Fires of Fear

Had an absolutely tremendous time at the Silver Skate Festival this past weekend!

Wonderful bunch of other artists to work with, and the festival itself is really quite an event – a great blend of sport and cultural events (there are events going on this week too, culminating in weekend celebrations and closing). My thanks and congrats to everyone involved in the festival – well done!

One of the things I found so inspiring about the festival was the curatorial focus we were given as participants; it’s all well and good to get a bunch of artist to make work, but having a thematic/narrative frame for our efforts really made things happen. As artists, we were actually ‘characters’ in a story,  so we were contributing to (and connecting with) the theatre and storytelling going on in other parts of the festival site.

I’ve always liked the idea of committing the things we most want to release to the transformative power of fire; such a process provides a deep level of engagement with change in so many ways. And there’s a fascination with fire and  the spectacle of it – the beauty, power, danger – that has a the capacity to draw people in that other things do not. It’s visceral, immediate on many levels simultaneously.

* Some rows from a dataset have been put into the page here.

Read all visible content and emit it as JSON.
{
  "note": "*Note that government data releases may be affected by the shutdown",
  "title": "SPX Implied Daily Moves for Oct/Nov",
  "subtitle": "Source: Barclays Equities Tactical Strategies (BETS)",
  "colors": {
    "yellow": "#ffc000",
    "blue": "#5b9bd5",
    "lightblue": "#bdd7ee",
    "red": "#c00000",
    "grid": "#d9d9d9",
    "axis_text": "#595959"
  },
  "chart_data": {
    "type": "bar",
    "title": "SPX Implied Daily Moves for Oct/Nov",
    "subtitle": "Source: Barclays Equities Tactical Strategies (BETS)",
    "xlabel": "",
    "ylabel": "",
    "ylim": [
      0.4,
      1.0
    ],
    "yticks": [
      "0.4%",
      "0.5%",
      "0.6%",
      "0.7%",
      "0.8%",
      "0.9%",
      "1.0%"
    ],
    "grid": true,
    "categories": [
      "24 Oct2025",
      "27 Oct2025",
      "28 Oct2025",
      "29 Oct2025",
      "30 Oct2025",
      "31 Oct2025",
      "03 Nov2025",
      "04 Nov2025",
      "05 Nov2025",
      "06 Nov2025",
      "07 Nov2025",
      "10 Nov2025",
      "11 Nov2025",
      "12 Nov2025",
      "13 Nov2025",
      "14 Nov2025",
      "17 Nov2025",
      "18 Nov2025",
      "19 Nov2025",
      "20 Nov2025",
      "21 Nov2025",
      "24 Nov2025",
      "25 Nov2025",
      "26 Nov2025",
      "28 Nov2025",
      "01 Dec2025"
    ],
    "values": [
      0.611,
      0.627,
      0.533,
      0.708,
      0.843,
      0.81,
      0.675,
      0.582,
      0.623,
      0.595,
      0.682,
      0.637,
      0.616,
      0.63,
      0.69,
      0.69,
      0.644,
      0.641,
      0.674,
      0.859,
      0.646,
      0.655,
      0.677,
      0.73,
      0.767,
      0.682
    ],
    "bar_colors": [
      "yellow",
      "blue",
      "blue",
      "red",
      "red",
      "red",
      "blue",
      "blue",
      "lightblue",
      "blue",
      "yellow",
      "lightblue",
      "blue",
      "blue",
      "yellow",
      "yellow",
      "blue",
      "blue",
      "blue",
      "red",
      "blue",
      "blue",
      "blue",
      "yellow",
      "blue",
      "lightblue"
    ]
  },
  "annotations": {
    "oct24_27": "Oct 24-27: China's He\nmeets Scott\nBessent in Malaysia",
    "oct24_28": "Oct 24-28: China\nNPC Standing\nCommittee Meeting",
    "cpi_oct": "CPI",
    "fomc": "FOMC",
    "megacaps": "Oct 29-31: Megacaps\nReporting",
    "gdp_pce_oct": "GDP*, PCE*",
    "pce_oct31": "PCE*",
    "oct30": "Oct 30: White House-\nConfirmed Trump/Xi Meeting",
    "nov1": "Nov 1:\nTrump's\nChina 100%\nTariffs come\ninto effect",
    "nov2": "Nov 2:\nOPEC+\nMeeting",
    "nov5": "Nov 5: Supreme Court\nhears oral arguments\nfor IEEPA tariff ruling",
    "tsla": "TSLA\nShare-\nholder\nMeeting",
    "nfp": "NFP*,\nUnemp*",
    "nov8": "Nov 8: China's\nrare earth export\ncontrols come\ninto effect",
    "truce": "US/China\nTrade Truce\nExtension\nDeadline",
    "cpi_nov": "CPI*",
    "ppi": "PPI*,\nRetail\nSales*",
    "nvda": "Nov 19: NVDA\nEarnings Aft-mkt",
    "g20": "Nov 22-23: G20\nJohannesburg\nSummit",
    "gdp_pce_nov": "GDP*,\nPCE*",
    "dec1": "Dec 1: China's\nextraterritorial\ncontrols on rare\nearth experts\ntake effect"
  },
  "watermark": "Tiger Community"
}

There’s alos something incredibly liberating about creating something that you know will be irrevocably changed/transformed shortly after its completion. I won’t say the sculptures we made were  destroyed – they weren’t, really, in the grand scheme of things. Not at all – the fire changed them tremendously on one level, but what could not be altered by the fire was the  participation by each of us in the entire process: the making, and the sharing of that making was to me the real art here.

Still – the things we did make were pretty great all on their own! I was really fascinated by the range of work produced: we each took the idea of creating an effigy of something fearful in completely different directions.

Here are some images from the Saturday “build and burn” – there were six artist-teams each producing a separate sculpture on the first day:

And then … we got to do it all again on Sunday! Part 2 to follow ….

6 thoughts on “Fires of Fear

  1. This looks like a great project to have been involved in – I like this idea of fear burning, I may try it on a small scale..!

    • It was a terrific experience. I think it’s a really powerful idea – to take fears and make them concrete things, and them cast them out to be transformed. Worth doing – on whatever scale~!

  2. This is very cool, Sydney! I love that you shared the before and after pieces. Your burned nest with chicken feet is very beautiful in skeletal form. It makes me think of Mussorgsky’s Baba Yaga music – did you play it for accompaniment?

    • I really like the skeletal forms of the burned pieces too – more than the ‘originals’ in some ways. No sadly, no Mussorgsky, but Baba Yaga did in fact make an appearance several times over the weekend, in a grove of trees where the storytelling tent was, and she brought us a cauldron of fears every night to stuff in to our sculptures – things people had written down on slips of paper. It was quite magical.